A Nyon, un festival joue avec les points d’interrogation
Depuis mercredi et durant dix jours, le Festival des arts vivants (Far) jongle entre théâtre, danse et musique. Pour sa 16ème édition, la manifestation s’articule autour du thème du questionnement.
Quand on lui demande quelles sont les particularités du Far – le Festival des arts vivants – sa directrice, Ariane Karcher, n’hésite pas à le qualifier de «tête chercheuse toujours en quête de nouveaux talents». Il est vrai que cette année encore le Far ne propose pas moins de quatorze spectacles dont cinq premières suisses et une création.

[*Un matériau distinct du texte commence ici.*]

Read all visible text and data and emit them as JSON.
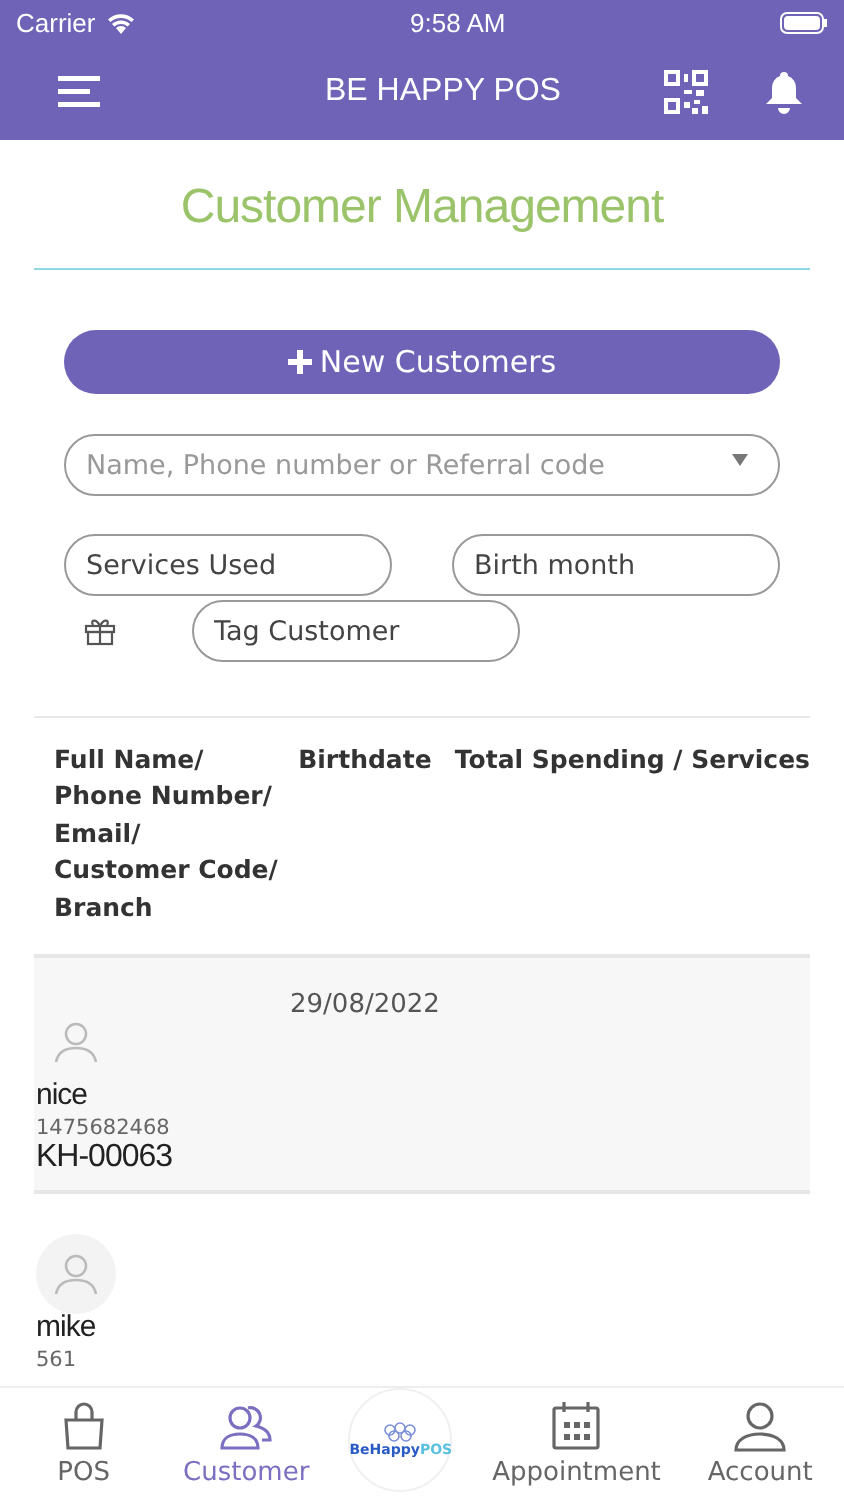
{
  "status_bar": {
    "carrier": "Carrier",
    "time": "9:58 AM"
  },
  "header": {
    "title": "BE HAPPY POS"
  },
  "page_title": "Customer Management",
  "new_button": {
    "label": "New Customers"
  },
  "search": {
    "placeholder": "Name, Phone number or Referral code"
  },
  "filters": [
    {
      "placeholder": "Services Used"
    },
    {
      "placeholder": "Birth month"
    },
    {
      "placeholder": "Tag Customer"
    }
  ],
  "table": {
    "columns": [
      "Full Name/ Phone Number/ Email/ Customer Code/ Branch",
      "Birthdate",
      "Total Spending / Services"
    ],
    "rows": [
      {
        "name": "nice",
        "phone": "1475682468",
        "code": "KH-00063",
        "birthdate": "29/08/2022"
      },
      {
        "name": "mike",
        "phone": "561"
      }
    ]
  },
  "tab_bar": [
    {
      "kind": "tab",
      "label": "POS",
      "selected": false
    },
    {
      "kind": "tab",
      "label": "Customer",
      "selected": true
    },
    {
      "kind": "logo",
      "label": "BeHappy",
      "suffix": "POS"
    },
    {
      "kind": "tab",
      "label": "Appointment",
      "selected": false
    },
    {
      "kind": "tab",
      "label": "Account",
      "selected": false
    }
  ]
}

«Nous nous plaisons à trouver des personnalités et des troupes inconnues qui osent nous entraîner hors des sentiers battus. Ce sont ces artistes qui, demain, tiendront le haut de l’affiche», affirme Ariane Karcher.
Fort de cette profession de foi, le Far mêle allègrement les genres, du théâtre en passant par la danse, la musique et la clownerie. Le festival accorde également une large place à l’humour et au divertissement sans pour autant oublier la réflexion.
La programmation est élaborée au gré des coups de coeur. «Mais chaque année, souligne Arianne Karcher, nous réalisons que, par-delà notre volonté initiale, il y a un fil conducteur qui relie tous les spectacles». Pour l’édition 2000, c’est le thème du questionnement qui s’est imposé.
Jusqu’au 19 août, Far va donc jongler avec les points d’interrogation. Le point d’orgue de cet exercice de style sera proposé par la troupe anglaise Force Entertainment. Durant un marathon de cinq heures, les acteurs vont échanger quelque deux mille questions et réponses qui donneront lieu à un spectacle d’improvisation.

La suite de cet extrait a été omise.